Depuis TARANTULA, les araignées ont terrorisé bon nombre de spectateurs. Des perles comme des bouses, le 7ème art en est perclus. Le cinéphile averti, qui en vaut deux, a eu l'occasion de s'extasier devant L'HORRIBLE INVASION, L'INVASION DES ARAIGNEES GEANTES, ARACHNID, ARACHNOPHOBIE, ARAC ATTACK, le SPIDERS et SPIDERS 2 chez Nu Image ou le tout récent SPIDER 3D de Tibor Takacs, qui avait dejà oeuvré sur le sympathique ICE SPIDERS. Il y en a pour tous les goûts.
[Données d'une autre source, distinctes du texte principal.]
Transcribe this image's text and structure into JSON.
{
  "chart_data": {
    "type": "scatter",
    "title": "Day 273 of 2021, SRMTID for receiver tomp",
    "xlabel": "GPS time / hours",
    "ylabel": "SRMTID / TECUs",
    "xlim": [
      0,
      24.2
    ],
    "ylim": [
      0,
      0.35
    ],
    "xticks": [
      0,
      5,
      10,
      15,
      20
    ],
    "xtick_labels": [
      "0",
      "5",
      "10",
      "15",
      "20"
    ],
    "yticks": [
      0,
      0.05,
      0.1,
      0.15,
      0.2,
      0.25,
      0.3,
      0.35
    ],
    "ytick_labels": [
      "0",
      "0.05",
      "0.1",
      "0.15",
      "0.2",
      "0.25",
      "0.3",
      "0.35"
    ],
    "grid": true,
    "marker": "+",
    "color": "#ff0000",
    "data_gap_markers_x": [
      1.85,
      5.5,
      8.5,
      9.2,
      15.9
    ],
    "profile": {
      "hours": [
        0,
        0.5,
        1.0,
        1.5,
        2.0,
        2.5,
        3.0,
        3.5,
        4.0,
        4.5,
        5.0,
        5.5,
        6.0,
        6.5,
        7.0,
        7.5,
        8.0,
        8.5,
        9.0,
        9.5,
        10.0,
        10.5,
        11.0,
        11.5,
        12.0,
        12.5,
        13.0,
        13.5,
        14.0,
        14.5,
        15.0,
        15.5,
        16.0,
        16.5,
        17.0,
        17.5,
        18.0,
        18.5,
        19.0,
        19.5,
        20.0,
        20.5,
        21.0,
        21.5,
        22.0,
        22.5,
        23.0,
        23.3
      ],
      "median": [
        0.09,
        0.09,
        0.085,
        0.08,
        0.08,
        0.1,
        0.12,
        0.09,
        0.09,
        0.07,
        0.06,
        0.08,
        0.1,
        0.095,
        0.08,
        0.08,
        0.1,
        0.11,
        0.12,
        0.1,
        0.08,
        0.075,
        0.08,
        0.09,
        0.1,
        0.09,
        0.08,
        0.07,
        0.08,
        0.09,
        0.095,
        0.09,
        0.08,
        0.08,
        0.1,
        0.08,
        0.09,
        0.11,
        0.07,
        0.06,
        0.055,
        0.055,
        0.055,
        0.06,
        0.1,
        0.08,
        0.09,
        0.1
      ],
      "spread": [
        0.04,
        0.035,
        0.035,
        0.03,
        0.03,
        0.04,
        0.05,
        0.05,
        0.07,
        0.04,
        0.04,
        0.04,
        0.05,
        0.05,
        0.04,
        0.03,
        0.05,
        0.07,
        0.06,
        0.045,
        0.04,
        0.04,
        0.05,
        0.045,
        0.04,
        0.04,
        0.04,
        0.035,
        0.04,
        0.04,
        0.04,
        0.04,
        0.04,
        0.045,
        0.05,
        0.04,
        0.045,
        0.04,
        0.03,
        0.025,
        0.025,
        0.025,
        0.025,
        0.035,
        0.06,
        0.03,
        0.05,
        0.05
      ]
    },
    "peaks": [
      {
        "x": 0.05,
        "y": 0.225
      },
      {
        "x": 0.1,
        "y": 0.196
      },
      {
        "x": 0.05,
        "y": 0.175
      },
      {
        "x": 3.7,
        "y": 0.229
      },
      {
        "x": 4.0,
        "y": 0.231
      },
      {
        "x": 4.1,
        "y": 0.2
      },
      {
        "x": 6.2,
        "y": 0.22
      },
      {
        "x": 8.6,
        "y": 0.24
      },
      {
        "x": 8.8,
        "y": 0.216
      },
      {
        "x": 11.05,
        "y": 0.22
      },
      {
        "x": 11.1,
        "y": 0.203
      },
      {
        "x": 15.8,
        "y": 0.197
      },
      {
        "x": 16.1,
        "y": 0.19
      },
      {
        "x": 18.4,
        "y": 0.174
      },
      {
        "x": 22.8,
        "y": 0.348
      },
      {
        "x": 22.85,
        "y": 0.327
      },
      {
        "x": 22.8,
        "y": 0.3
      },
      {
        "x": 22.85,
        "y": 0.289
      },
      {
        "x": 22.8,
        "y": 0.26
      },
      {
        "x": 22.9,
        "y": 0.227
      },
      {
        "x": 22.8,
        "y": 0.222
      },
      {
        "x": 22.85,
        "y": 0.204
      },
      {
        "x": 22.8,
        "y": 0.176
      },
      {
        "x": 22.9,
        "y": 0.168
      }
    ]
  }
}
Aussi, lorsque SyFy annonce l'arrivée d'ARACHNOQUAKE... Bon... SyFy, quoi. Donc un peu d'appréhension, un peu de curiosité, pas trop d'attente démesurée.

Photo : ARACHNOQUAKE

En Louisiane, des araignées albinos, aveugles et de toutes tailles sortent des entrailles de la Terre suite à un séisme. Elles attaquent le bayou et La Nouvelle Orleans. Deux groupes isolés vont se trouver faces aux bébêtes qui se nourrissent de cerveau humain.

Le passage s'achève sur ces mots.